Although the SATHCAP was not designed to demonstrate actual transmission along pathways from high to low risk, its findings do accord with those reported in recent years by the Centers for Disease Control and Prevention on the proportion of transmission that may be attributed to heterosexual HIV exposure. The “high-risk heterosexual contact” transmission includes sex with an IDU, sex with a bisexual male, sex with a person with hemophilia, sex with an HIV-infected transfusion recipient, and sex with an HIV-infected person, risk factor not specified.19 From 2004 to 2007, there was a 9% increase in annual HIV diagnoses attributed to high-risk heterosexual contact among males and a 14% increase among females.19 Commentary provided by the CDC observes the uncertainty with some of these estimates, yet it is not possible to rule out an actual increase in numbers of new infections.
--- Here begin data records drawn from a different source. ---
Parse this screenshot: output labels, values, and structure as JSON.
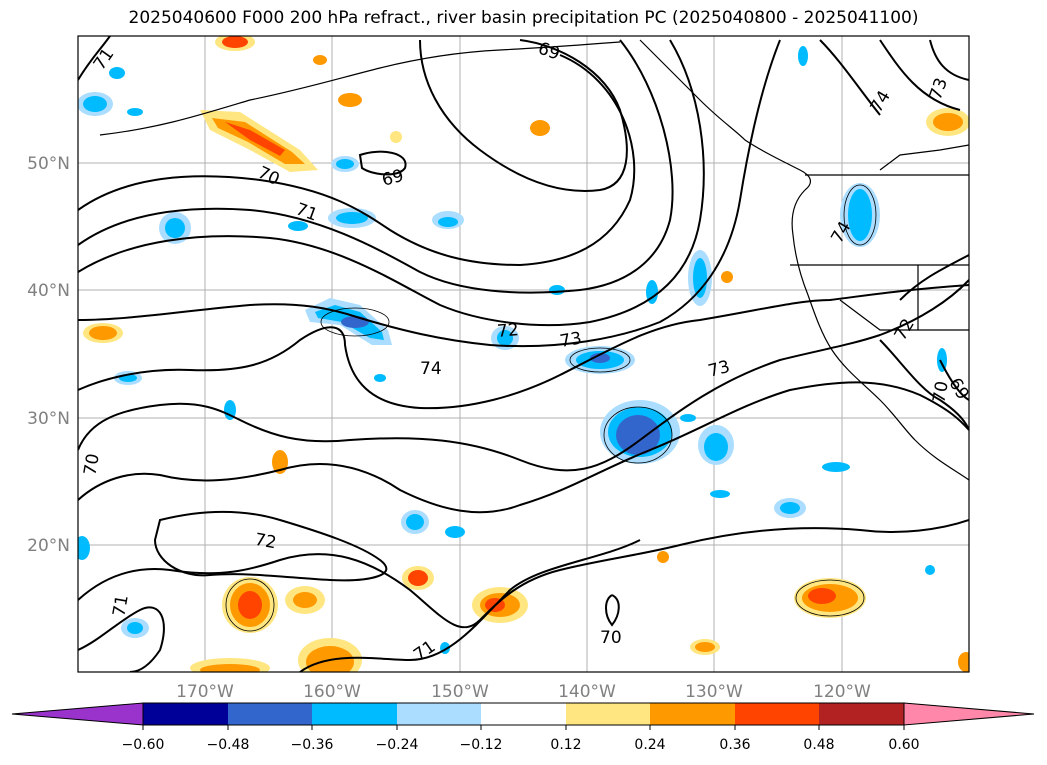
{
  "title": "2025040600 F000 200 hPa refract., river basin precipitation PC (2025040800 - 2025041100)",
  "map": {
    "lon_range": [
      -180,
      -110
    ],
    "lat_range": [
      10,
      60
    ],
    "lat_labels": [
      "50°N",
      "40°N",
      "30°N",
      "20°N"
    ],
    "lon_labels": [
      "170°W",
      "160°W",
      "150°W",
      "140°W",
      "130°W",
      "120°W"
    ],
    "contour_labels": [
      "71",
      "70",
      "71",
      "69",
      "69",
      "72",
      "73",
      "74",
      "73",
      "74",
      "73",
      "72",
      "70",
      "69",
      "70",
      "72",
      "71",
      "71",
      "70",
      "74"
    ]
  },
  "colorbar": {
    "ticks": [
      "−0.60",
      "−0.48",
      "−0.36",
      "−0.24",
      "−0.12",
      "0.12",
      "0.24",
      "0.36",
      "0.48",
      "0.60"
    ],
    "colors": [
      "#9933cc",
      "#000099",
      "#3366cc",
      "#00bbff",
      "#aaddff",
      "#ffffff",
      "#ffe680",
      "#ff9900",
      "#ff4400",
      "#b22222",
      "#ff88aa"
    ]
  }
}
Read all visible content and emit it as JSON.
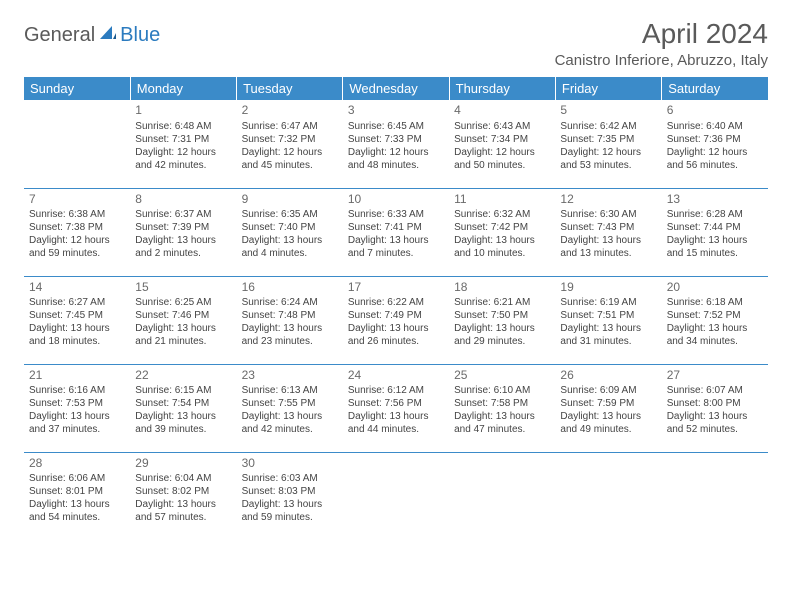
{
  "logo": {
    "part1": "General",
    "part2": "Blue"
  },
  "title": "April 2024",
  "location": "Canistro Inferiore, Abruzzo, Italy",
  "weekday_header_bg": "#3b8bc9",
  "weekday_header_fg": "#ffffff",
  "border_color": "#3b8bc9",
  "weekdays": [
    "Sunday",
    "Monday",
    "Tuesday",
    "Wednesday",
    "Thursday",
    "Friday",
    "Saturday"
  ],
  "weeks": [
    [
      null,
      {
        "n": "1",
        "sr": "Sunrise: 6:48 AM",
        "ss": "Sunset: 7:31 PM",
        "d1": "Daylight: 12 hours",
        "d2": "and 42 minutes."
      },
      {
        "n": "2",
        "sr": "Sunrise: 6:47 AM",
        "ss": "Sunset: 7:32 PM",
        "d1": "Daylight: 12 hours",
        "d2": "and 45 minutes."
      },
      {
        "n": "3",
        "sr": "Sunrise: 6:45 AM",
        "ss": "Sunset: 7:33 PM",
        "d1": "Daylight: 12 hours",
        "d2": "and 48 minutes."
      },
      {
        "n": "4",
        "sr": "Sunrise: 6:43 AM",
        "ss": "Sunset: 7:34 PM",
        "d1": "Daylight: 12 hours",
        "d2": "and 50 minutes."
      },
      {
        "n": "5",
        "sr": "Sunrise: 6:42 AM",
        "ss": "Sunset: 7:35 PM",
        "d1": "Daylight: 12 hours",
        "d2": "and 53 minutes."
      },
      {
        "n": "6",
        "sr": "Sunrise: 6:40 AM",
        "ss": "Sunset: 7:36 PM",
        "d1": "Daylight: 12 hours",
        "d2": "and 56 minutes."
      }
    ],
    [
      {
        "n": "7",
        "sr": "Sunrise: 6:38 AM",
        "ss": "Sunset: 7:38 PM",
        "d1": "Daylight: 12 hours",
        "d2": "and 59 minutes."
      },
      {
        "n": "8",
        "sr": "Sunrise: 6:37 AM",
        "ss": "Sunset: 7:39 PM",
        "d1": "Daylight: 13 hours",
        "d2": "and 2 minutes."
      },
      {
        "n": "9",
        "sr": "Sunrise: 6:35 AM",
        "ss": "Sunset: 7:40 PM",
        "d1": "Daylight: 13 hours",
        "d2": "and 4 minutes."
      },
      {
        "n": "10",
        "sr": "Sunrise: 6:33 AM",
        "ss": "Sunset: 7:41 PM",
        "d1": "Daylight: 13 hours",
        "d2": "and 7 minutes."
      },
      {
        "n": "11",
        "sr": "Sunrise: 6:32 AM",
        "ss": "Sunset: 7:42 PM",
        "d1": "Daylight: 13 hours",
        "d2": "and 10 minutes."
      },
      {
        "n": "12",
        "sr": "Sunrise: 6:30 AM",
        "ss": "Sunset: 7:43 PM",
        "d1": "Daylight: 13 hours",
        "d2": "and 13 minutes."
      },
      {
        "n": "13",
        "sr": "Sunrise: 6:28 AM",
        "ss": "Sunset: 7:44 PM",
        "d1": "Daylight: 13 hours",
        "d2": "and 15 minutes."
      }
    ],
    [
      {
        "n": "14",
        "sr": "Sunrise: 6:27 AM",
        "ss": "Sunset: 7:45 PM",
        "d1": "Daylight: 13 hours",
        "d2": "and 18 minutes."
      },
      {
        "n": "15",
        "sr": "Sunrise: 6:25 AM",
        "ss": "Sunset: 7:46 PM",
        "d1": "Daylight: 13 hours",
        "d2": "and 21 minutes."
      },
      {
        "n": "16",
        "sr": "Sunrise: 6:24 AM",
        "ss": "Sunset: 7:48 PM",
        "d1": "Daylight: 13 hours",
        "d2": "and 23 minutes."
      },
      {
        "n": "17",
        "sr": "Sunrise: 6:22 AM",
        "ss": "Sunset: 7:49 PM",
        "d1": "Daylight: 13 hours",
        "d2": "and 26 minutes."
      },
      {
        "n": "18",
        "sr": "Sunrise: 6:21 AM",
        "ss": "Sunset: 7:50 PM",
        "d1": "Daylight: 13 hours",
        "d2": "and 29 minutes."
      },
      {
        "n": "19",
        "sr": "Sunrise: 6:19 AM",
        "ss": "Sunset: 7:51 PM",
        "d1": "Daylight: 13 hours",
        "d2": "and 31 minutes."
      },
      {
        "n": "20",
        "sr": "Sunrise: 6:18 AM",
        "ss": "Sunset: 7:52 PM",
        "d1": "Daylight: 13 hours",
        "d2": "and 34 minutes."
      }
    ],
    [
      {
        "n": "21",
        "sr": "Sunrise: 6:16 AM",
        "ss": "Sunset: 7:53 PM",
        "d1": "Daylight: 13 hours",
        "d2": "and 37 minutes."
      },
      {
        "n": "22",
        "sr": "Sunrise: 6:15 AM",
        "ss": "Sunset: 7:54 PM",
        "d1": "Daylight: 13 hours",
        "d2": "and 39 minutes."
      },
      {
        "n": "23",
        "sr": "Sunrise: 6:13 AM",
        "ss": "Sunset: 7:55 PM",
        "d1": "Daylight: 13 hours",
        "d2": "and 42 minutes."
      },
      {
        "n": "24",
        "sr": "Sunrise: 6:12 AM",
        "ss": "Sunset: 7:56 PM",
        "d1": "Daylight: 13 hours",
        "d2": "and 44 minutes."
      },
      {
        "n": "25",
        "sr": "Sunrise: 6:10 AM",
        "ss": "Sunset: 7:58 PM",
        "d1": "Daylight: 13 hours",
        "d2": "and 47 minutes."
      },
      {
        "n": "26",
        "sr": "Sunrise: 6:09 AM",
        "ss": "Sunset: 7:59 PM",
        "d1": "Daylight: 13 hours",
        "d2": "and 49 minutes."
      },
      {
        "n": "27",
        "sr": "Sunrise: 6:07 AM",
        "ss": "Sunset: 8:00 PM",
        "d1": "Daylight: 13 hours",
        "d2": "and 52 minutes."
      }
    ],
    [
      {
        "n": "28",
        "sr": "Sunrise: 6:06 AM",
        "ss": "Sunset: 8:01 PM",
        "d1": "Daylight: 13 hours",
        "d2": "and 54 minutes."
      },
      {
        "n": "29",
        "sr": "Sunrise: 6:04 AM",
        "ss": "Sunset: 8:02 PM",
        "d1": "Daylight: 13 hours",
        "d2": "and 57 minutes."
      },
      {
        "n": "30",
        "sr": "Sunrise: 6:03 AM",
        "ss": "Sunset: 8:03 PM",
        "d1": "Daylight: 13 hours",
        "d2": "and 59 minutes."
      },
      null,
      null,
      null,
      null
    ]
  ]
}
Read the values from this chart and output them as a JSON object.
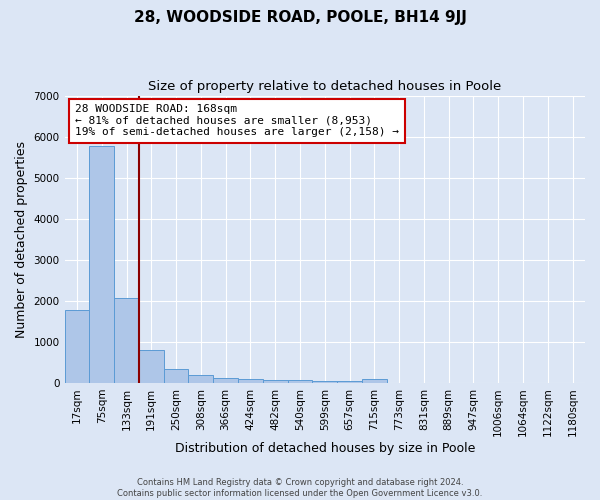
{
  "title": "28, WOODSIDE ROAD, POOLE, BH14 9JJ",
  "subtitle": "Size of property relative to detached houses in Poole",
  "xlabel": "Distribution of detached houses by size in Poole",
  "ylabel": "Number of detached properties",
  "categories": [
    "17sqm",
    "75sqm",
    "133sqm",
    "191sqm",
    "250sqm",
    "308sqm",
    "366sqm",
    "424sqm",
    "482sqm",
    "540sqm",
    "599sqm",
    "657sqm",
    "715sqm",
    "773sqm",
    "831sqm",
    "889sqm",
    "947sqm",
    "1006sqm",
    "1064sqm",
    "1122sqm",
    "1180sqm"
  ],
  "values": [
    1780,
    5780,
    2060,
    790,
    340,
    200,
    120,
    100,
    70,
    60,
    50,
    40,
    100,
    0,
    0,
    0,
    0,
    0,
    0,
    0,
    0
  ],
  "bar_color": "#aec6e8",
  "bar_edge_color": "#5b9bd5",
  "vline_color": "#8b0000",
  "annotation_text": "28 WOODSIDE ROAD: 168sqm\n← 81% of detached houses are smaller (8,953)\n19% of semi-detached houses are larger (2,158) →",
  "annotation_box_color": "#ffffff",
  "annotation_box_edge_color": "#cc0000",
  "ylim": [
    0,
    7000
  ],
  "background_color": "#dce6f5",
  "grid_color": "#ffffff",
  "footnote": "Contains HM Land Registry data © Crown copyright and database right 2024.\nContains public sector information licensed under the Open Government Licence v3.0.",
  "title_fontsize": 11,
  "subtitle_fontsize": 9.5,
  "axis_label_fontsize": 9,
  "tick_fontsize": 7.5,
  "footnote_fontsize": 6.0
}
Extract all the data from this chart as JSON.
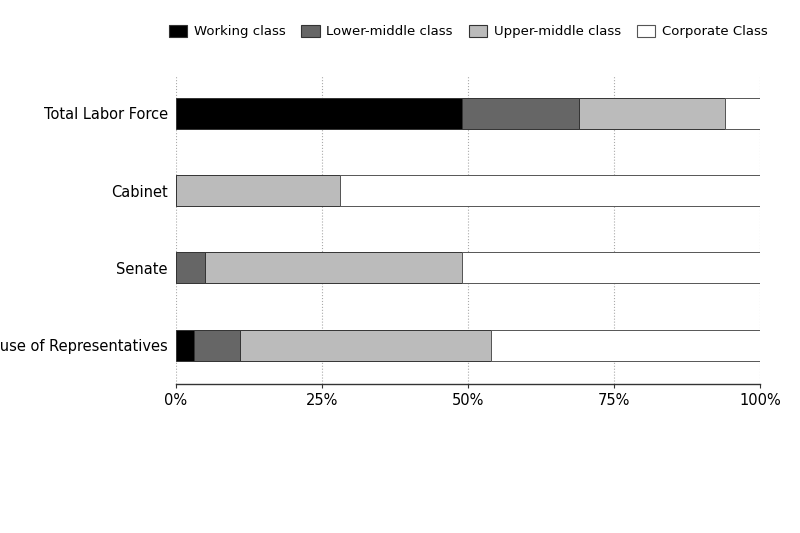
{
  "categories": [
    "Total Labor Force",
    "Cabinet",
    "Senate",
    "House of Representatives"
  ],
  "segments": {
    "Working class": [
      49,
      0,
      0,
      3
    ],
    "Lower-middle class": [
      20,
      0,
      5,
      8
    ],
    "Upper-middle class": [
      25,
      28,
      44,
      43
    ],
    "Corporate Class": [
      6,
      72,
      51,
      46
    ]
  },
  "colors": {
    "Working class": "#000000",
    "Lower-middle class": "#666666",
    "Upper-middle class": "#bbbbbb",
    "Corporate Class": "#ffffff"
  },
  "legend_order": [
    "Working class",
    "Lower-middle class",
    "Upper-middle class",
    "Corporate Class"
  ],
  "xtick_labels": [
    "0%",
    "25%",
    "50%",
    "75%",
    "100%"
  ],
  "xtick_values": [
    0,
    25,
    50,
    75,
    100
  ],
  "background_color": "#ffffff",
  "figsize": [
    8.0,
    5.33
  ],
  "dpi": 100
}
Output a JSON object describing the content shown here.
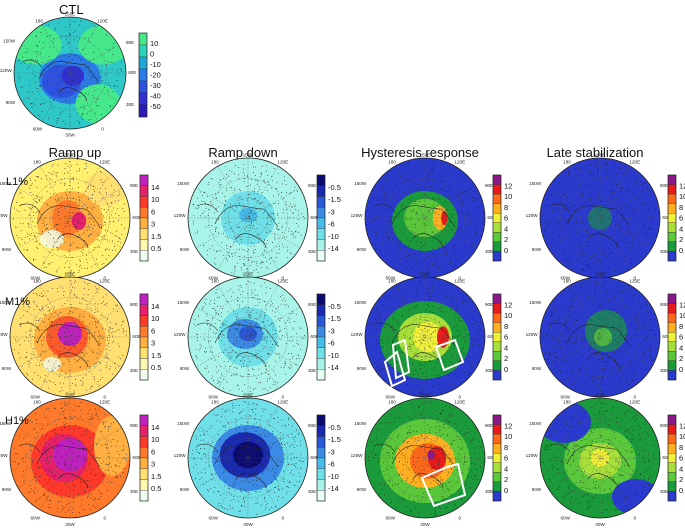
{
  "chart_data": {
    "type": "heatmap",
    "projection": "north-polar-stereographic",
    "ctl": {
      "title": "CTL",
      "colorbar_ticks": [
        "10",
        "0",
        "-10",
        "-20",
        "-30",
        "-40",
        "-50"
      ],
      "colors": [
        "#46e88a",
        "#2ad4b8",
        "#1ea8d8",
        "#2a7ae8",
        "#2e52e0",
        "#3030d0",
        "#2a1ab8"
      ]
    },
    "columns": [
      "Ramp up",
      "Ramp down",
      "Hysteresis response",
      "Late stabilization"
    ],
    "rows": [
      "L1%",
      "M1%",
      "H1%"
    ],
    "colorbars": {
      "ramp_up": {
        "ticks": [
          "14",
          "10",
          "6",
          "3",
          "1.5",
          "0.5"
        ],
        "colors": [
          "#f0fff0",
          "#fff8b0",
          "#ffe070",
          "#ffb040",
          "#ff7a2a",
          "#ff3a2a",
          "#e8206a",
          "#c020c0"
        ]
      },
      "ramp_down": {
        "ticks": [
          "-0.5",
          "-1.5",
          "-3",
          "-6",
          "-10",
          "-14"
        ],
        "colors": [
          "#e8fff8",
          "#a8f4e8",
          "#70e0e8",
          "#48bce8",
          "#3a8ae6",
          "#2a56d8",
          "#1a2ab0",
          "#0a0a70"
        ]
      },
      "hysteresis": {
        "ticks": [
          "12",
          "10",
          "8",
          "6",
          "4",
          "2",
          "0"
        ],
        "colors": [
          "#2a3acc",
          "#1a9a3a",
          "#5ac83a",
          "#a8e03a",
          "#f0f03a",
          "#ffb020",
          "#ff6a1a",
          "#e81a1a",
          "#8a1a8a"
        ]
      }
    },
    "map_labels": {
      "top": "150E",
      "top_left": "180",
      "top_right": "120E",
      "left_upper": "150W",
      "left_mid": "120W",
      "left_lower": "90W",
      "bottom_left": "60W",
      "right_upper": "90E",
      "right_mid": "60E",
      "right_lower": "30E",
      "bottom": "30W",
      "bottom_right": "0"
    },
    "units_note": ""
  }
}
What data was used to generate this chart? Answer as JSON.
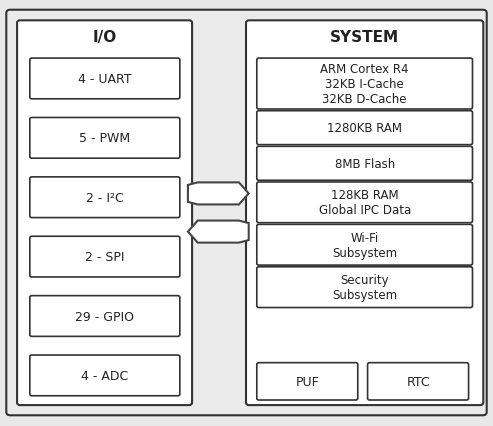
{
  "bg_color": "#e8e8e8",
  "box_color": "#ffffff",
  "panel_color": "#ffffff",
  "border_color": "#333333",
  "text_color": "#222222",
  "io_label": "I/O",
  "system_label": "SYSTEM",
  "io_boxes": [
    "4 - UART",
    "5 - PWM",
    "2 - I²C",
    "2 - SPI",
    "29 - GPIO",
    "4 - ADC"
  ],
  "system_boxes": [
    "ARM Cortex R4\n32KB I-Cache\n32KB D-Cache",
    "1280KB RAM",
    "8MB Flash",
    "128KB RAM\nGlobal IPC Data",
    "Wi-Fi\nSubsystem",
    "Security\nSubsystem"
  ],
  "bottom_boxes": [
    "PUF",
    "RTC"
  ],
  "figsize": [
    4.93,
    4.27
  ],
  "dpi": 100
}
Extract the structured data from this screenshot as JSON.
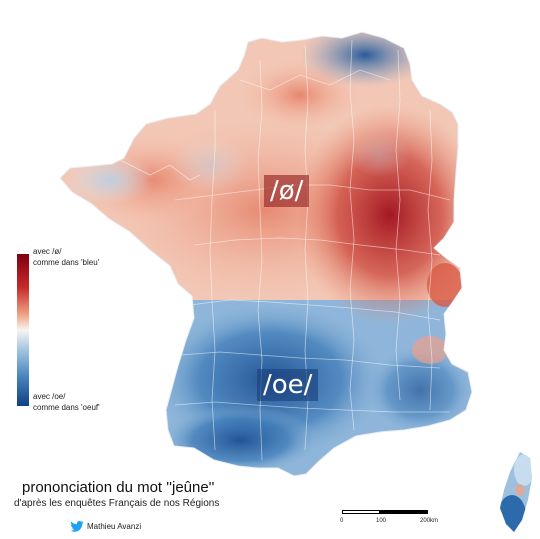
{
  "labels": {
    "eu": "/ø/",
    "oe": "/oe/"
  },
  "legend": {
    "top_line1": "avec /ø/",
    "top_line2": "comme dans 'bleu'",
    "bottom_line1": "avec /oe/",
    "bottom_line2": "comme dans 'oeuf'",
    "color_top": "#7f0010",
    "color_bottom": "#0f3f84"
  },
  "title": "prononciation du mot ''jeûne''",
  "subtitle": "d'après les enquêtes Français de nos Régions",
  "author": "Mathieu Avanzi",
  "author_icon": "twitter-bird-icon",
  "scale": {
    "tick0": "0",
    "tick1": "100",
    "tick2": "200km"
  }
}
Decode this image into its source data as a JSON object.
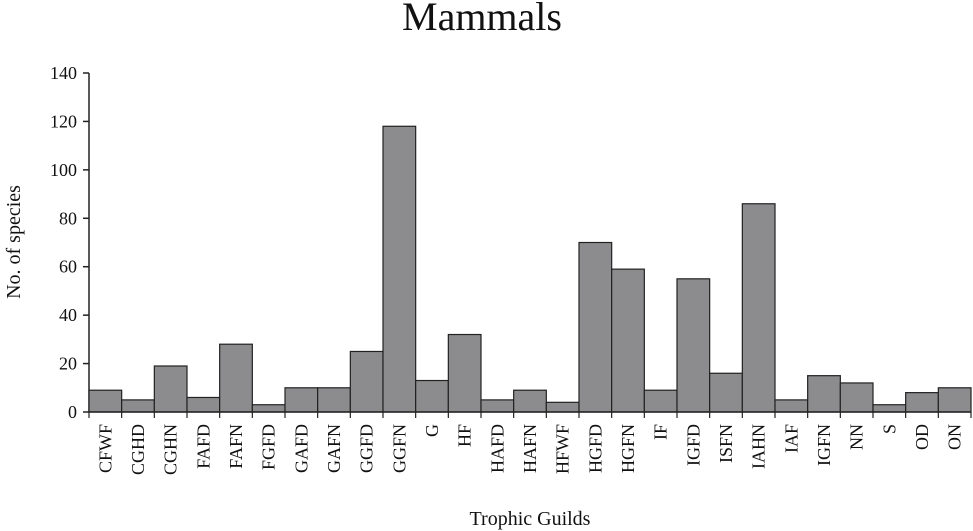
{
  "chart_data": {
    "type": "bar",
    "title": "Mammals",
    "xlabel": "Trophic Guilds",
    "ylabel": "No. of species",
    "ylim": [
      0,
      140
    ],
    "yticks": [
      0,
      20,
      40,
      60,
      80,
      100,
      120,
      140
    ],
    "grid": false,
    "legend": "none",
    "bar_color": "#8c8c8e",
    "edge_color": "#222222",
    "categories": [
      "CFWF",
      "CGHD",
      "CGHN",
      "FAFD",
      "FAFN",
      "FGFD",
      "GAFD",
      "GAFN",
      "GGFD",
      "GGFN",
      "G",
      "HF",
      "HAFD",
      "HAFN",
      "HFWF",
      "HGFD",
      "HGFN",
      "IF",
      "IGFD",
      "ISFN",
      "IAHN",
      "IAF",
      "IGFN",
      "NN",
      "S",
      "OD",
      "ON"
    ],
    "values": [
      9,
      5,
      19,
      6,
      28,
      3,
      10,
      10,
      25,
      118,
      13,
      32,
      5,
      9,
      4,
      70,
      59,
      9,
      55,
      16,
      86,
      5,
      15,
      12,
      3,
      8,
      10
    ]
  }
}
Such would be consistent with the findings from at least three of the four SATHCAP sites on high-risk heterosexual contact as a major pathway from higher risk groups to lower-risk women. That the fourth site (Los Angeles) did not find such a pathway may be revealing: The most intractable endemicity in that city may not be the source of the wider epidemic there. The papers by Shoptaw et al.20 and Gorbach et al. in this issue21 are vital for understanding the Los Angeles findings, and like others, they show how HIV/AIDS propagation depends on a complex mix of heterogeneous communities.22–23 An overarching theory of HIV transmission would be a boon—as Kurt Lewin remarked, “There is nothing so practical as good theory”24—but until we have one, we should remain wary of making things simpler than possible.